Sans lui, c'est vrai, Dorothée n'aurait peut-être jamais osé chanter, enregistrer des disques, se produire sur scène. Sans lui, elle ne serait sans doute jamais devenue l'idole des enfants. C'est lui qui lui a insufflé la force de se battre, de se surpasser.
Mais le plus étonnant dans leur rencontre, c'est qu'ils la doivent à une grave maladie ! Oui, si cet homme n'avait pas été cloué au lit à cause d'une hépatite virale, leurs destins ne se seraient jamais croisés !

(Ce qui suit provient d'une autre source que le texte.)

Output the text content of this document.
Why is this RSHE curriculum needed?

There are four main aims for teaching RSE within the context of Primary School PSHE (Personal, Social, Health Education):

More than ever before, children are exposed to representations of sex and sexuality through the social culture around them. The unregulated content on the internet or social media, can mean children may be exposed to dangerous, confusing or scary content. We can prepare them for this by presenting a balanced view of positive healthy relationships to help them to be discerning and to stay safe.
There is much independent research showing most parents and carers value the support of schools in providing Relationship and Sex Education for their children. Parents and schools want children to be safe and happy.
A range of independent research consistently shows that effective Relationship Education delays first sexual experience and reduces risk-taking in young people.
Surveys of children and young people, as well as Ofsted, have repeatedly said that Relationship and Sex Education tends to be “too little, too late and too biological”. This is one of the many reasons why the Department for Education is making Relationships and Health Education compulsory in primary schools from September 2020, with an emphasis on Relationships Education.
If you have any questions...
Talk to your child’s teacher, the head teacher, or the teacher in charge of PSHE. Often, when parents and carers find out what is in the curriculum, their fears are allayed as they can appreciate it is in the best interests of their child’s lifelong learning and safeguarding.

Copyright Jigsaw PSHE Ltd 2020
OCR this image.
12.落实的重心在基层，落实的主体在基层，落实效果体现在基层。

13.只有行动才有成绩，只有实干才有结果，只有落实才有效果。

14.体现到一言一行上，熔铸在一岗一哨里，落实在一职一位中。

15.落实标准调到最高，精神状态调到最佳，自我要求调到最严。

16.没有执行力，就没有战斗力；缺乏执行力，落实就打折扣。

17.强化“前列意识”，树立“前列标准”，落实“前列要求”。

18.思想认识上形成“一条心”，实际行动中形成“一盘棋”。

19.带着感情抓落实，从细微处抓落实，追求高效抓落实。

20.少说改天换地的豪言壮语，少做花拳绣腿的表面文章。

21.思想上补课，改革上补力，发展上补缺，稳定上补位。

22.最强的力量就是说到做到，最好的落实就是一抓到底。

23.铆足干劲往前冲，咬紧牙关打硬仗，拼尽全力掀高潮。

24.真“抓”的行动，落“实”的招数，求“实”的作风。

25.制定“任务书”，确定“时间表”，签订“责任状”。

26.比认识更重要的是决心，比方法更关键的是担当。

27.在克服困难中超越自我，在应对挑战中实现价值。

Pourtant, en ce beau mais triste jour ensoleillé du mois de mai 1979, cet homme providentiel est bien loin de pouvoir s'imaginer que sa vie va bientôt être illuminée par la gaieté de Dorothée ! Fiévreux, incapable de se tenir debout, il est morose et peste contre cette maudite maladie. Jusqu'au moment où, pour se changer les idées, il a ce réflexe bien banal : il allume la télévision. Le hasard veut qu'il tombe sur "Récré A2", l'émission de Dorothée.
Et là, il tombe littéralement sous le charme de cette jeune et pétillante animatrice. Il admire sa grâce, sa "pêche", son entrain. "Cette fille, se dit-il alors, elle est vraiment formidable !"
Et devinez ce qu'il fait ? Il prend son téléphone et il appelle Dorothée. Carrément !
"Voulez-vous travailler avec moi ?" lui demande-t-il. Car cet homme n'était pas un simple admirateur : il n'était autre que Jean-Luc Azoulay, l'ex-manager de Sylvie Vartan, un imprésario très important dans le monde du show-biz ! Il lui a suffi de voir Dorothée sur son petit écran pour que, aussitôt, un tilt se produise dans sa tête. Avec son regard de professionnel avisé, il a tout de suite deviné que cette fille, avec son minois mutin, son dynamisme et son rien d'espièglerie, était faite pour chanter. Voilà pourquoi, le plus simplement du monde, il lui a dit au téléphone de venir passer une audition : "Il m'a demandé de répéter sur trois ou quatre notes "Dorothée je t'aime", qui est devenue la chanson de mon premier disque, explique-t-elle. Et j'ai signé mon premier contrat".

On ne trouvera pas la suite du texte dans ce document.